LSU will begin this season ranked outside the top 10 in the Associated Press and USA Today Coaches polls for the first time since 2010.
One could infer that the Tigers have taken a step back heading into 2013 and may even fall from the ranks of the elite Southeastern Conference programs.
Actually, aside from providing Les Miles and company with bulletin board material, these polls don’t mean a thing.
Tiger fans should not fret over the team’s No. 12 ranking. LSU has more talent than that, and the low ranking comes from media and coaches across the country that have never seen the Tigers’ crop of new defenders play a down of football.
Well, since these are preseason polls, no one has seen any of these teams play a down of football.
These meaningless polls are based on last season’s results combined with assumptions of how new players will translate into 2013.
The truth is this: There are 120 Division I FBS football programs. It is impossible for any AP voter to see every one of these teams, and aside from a few national reporters, no one gets to see the teams practice in person before the season starts. This effectively means every pollster’s preseason vote is based only on the team’s 2012 record and some speculation.
The same logic applies to the Coaches Poll.
It’s hard to imagine any decent coach diverting any attention away from game planning for their opponent to watch enough film for their vote to be significant. In most cases it seems the coaches simply mirror the AP poll and there have even been reports that the coaches don’t even cast their votes themselves.
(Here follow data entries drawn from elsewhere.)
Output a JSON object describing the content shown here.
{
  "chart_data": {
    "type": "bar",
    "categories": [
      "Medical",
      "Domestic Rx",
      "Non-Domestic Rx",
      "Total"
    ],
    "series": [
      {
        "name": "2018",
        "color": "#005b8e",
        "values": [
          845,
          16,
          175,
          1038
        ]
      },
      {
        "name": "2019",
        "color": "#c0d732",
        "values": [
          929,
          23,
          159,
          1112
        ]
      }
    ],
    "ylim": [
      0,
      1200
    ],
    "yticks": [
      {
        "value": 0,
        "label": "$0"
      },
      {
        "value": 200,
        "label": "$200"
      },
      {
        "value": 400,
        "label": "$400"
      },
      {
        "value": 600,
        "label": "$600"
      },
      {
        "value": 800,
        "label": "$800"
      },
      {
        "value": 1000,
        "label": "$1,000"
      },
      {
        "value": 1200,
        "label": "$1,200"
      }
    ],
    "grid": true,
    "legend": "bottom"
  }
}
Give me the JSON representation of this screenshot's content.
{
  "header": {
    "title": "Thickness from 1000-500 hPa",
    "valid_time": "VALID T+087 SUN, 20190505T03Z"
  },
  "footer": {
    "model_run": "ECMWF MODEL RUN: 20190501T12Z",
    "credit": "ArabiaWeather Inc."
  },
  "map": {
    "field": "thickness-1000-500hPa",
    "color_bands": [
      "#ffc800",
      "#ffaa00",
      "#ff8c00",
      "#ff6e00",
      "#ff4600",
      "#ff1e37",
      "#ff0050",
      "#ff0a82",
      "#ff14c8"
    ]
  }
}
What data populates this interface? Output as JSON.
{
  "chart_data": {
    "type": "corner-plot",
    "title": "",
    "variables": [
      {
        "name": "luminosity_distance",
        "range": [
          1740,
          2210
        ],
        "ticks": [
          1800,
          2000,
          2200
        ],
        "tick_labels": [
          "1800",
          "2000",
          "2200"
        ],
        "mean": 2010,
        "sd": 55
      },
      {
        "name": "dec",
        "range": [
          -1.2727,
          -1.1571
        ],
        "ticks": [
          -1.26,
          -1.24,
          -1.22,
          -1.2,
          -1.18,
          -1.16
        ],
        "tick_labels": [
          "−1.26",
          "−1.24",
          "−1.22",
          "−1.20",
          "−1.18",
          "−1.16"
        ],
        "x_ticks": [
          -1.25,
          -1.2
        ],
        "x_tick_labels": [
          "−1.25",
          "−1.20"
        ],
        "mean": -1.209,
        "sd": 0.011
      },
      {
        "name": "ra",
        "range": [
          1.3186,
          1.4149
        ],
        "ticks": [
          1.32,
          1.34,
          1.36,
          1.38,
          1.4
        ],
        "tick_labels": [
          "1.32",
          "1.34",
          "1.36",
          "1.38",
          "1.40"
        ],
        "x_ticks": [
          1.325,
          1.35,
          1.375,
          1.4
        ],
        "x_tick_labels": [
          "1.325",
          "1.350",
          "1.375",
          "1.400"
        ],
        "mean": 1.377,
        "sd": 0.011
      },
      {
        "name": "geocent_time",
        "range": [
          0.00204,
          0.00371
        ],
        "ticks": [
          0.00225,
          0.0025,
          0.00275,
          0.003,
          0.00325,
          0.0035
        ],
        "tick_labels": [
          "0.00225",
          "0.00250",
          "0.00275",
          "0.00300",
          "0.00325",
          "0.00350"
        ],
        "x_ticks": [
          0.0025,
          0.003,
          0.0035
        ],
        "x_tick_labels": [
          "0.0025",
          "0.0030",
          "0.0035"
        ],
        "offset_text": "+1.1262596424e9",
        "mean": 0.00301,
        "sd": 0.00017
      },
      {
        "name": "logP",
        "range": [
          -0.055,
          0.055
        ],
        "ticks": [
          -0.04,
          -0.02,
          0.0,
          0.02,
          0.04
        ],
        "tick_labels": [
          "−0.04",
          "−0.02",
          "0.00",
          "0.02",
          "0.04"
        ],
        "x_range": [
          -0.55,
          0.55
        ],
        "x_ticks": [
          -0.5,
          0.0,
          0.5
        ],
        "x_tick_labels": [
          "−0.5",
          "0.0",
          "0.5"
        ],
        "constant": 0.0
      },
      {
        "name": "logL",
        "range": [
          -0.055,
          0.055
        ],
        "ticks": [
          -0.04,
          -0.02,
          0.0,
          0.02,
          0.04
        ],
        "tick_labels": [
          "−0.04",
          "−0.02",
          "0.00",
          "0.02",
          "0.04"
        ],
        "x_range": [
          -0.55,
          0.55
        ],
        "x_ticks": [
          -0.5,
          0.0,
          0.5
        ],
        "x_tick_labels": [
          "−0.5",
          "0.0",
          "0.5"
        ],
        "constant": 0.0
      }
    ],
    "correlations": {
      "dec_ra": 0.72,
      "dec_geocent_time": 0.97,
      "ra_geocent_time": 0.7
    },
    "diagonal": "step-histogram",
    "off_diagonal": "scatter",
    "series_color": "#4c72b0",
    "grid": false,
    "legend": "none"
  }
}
These polls are as useless as the mail. They come every year and we all look at them, but we all know nothing important has happened until computers get involved.
It’s been almost two decades since Seinfeld’s Newman famously said “when you control the mail, you control … information!” Since then, the Internet has made the mail obsolete just like the BCS has made the preseason AP polls insignificant.
Just look back to last season’s preseason polls. USC began the season surrounded by fanfare and a No. 1 ranking, but six losses left the Trojans unranked and nothing more than a footnote on the 2012 season. At the same time, Notre Dame, who began the season unranked, had an undefeated regular season until walking into the Alabama buzz saw in the BCS National Championship Game.
The team that began the season No. 1 hasn’t hoisted the crystal ball since Pete Carroll’s Trojans pounded Oklahoma in the 2005 Orange Bowl.
So don’t worry. If the LSU offense grows and the defense’s talent shows more than its relative inexperience, the Tigers will find themselves much higher than No. 12 when the dust settles in January.
LSU began last season ranked No. 3 in the AP and No. 1 in the Coaches before finishing outside the top 10 in the BCS.
The opposite could happen just as easily in 2013.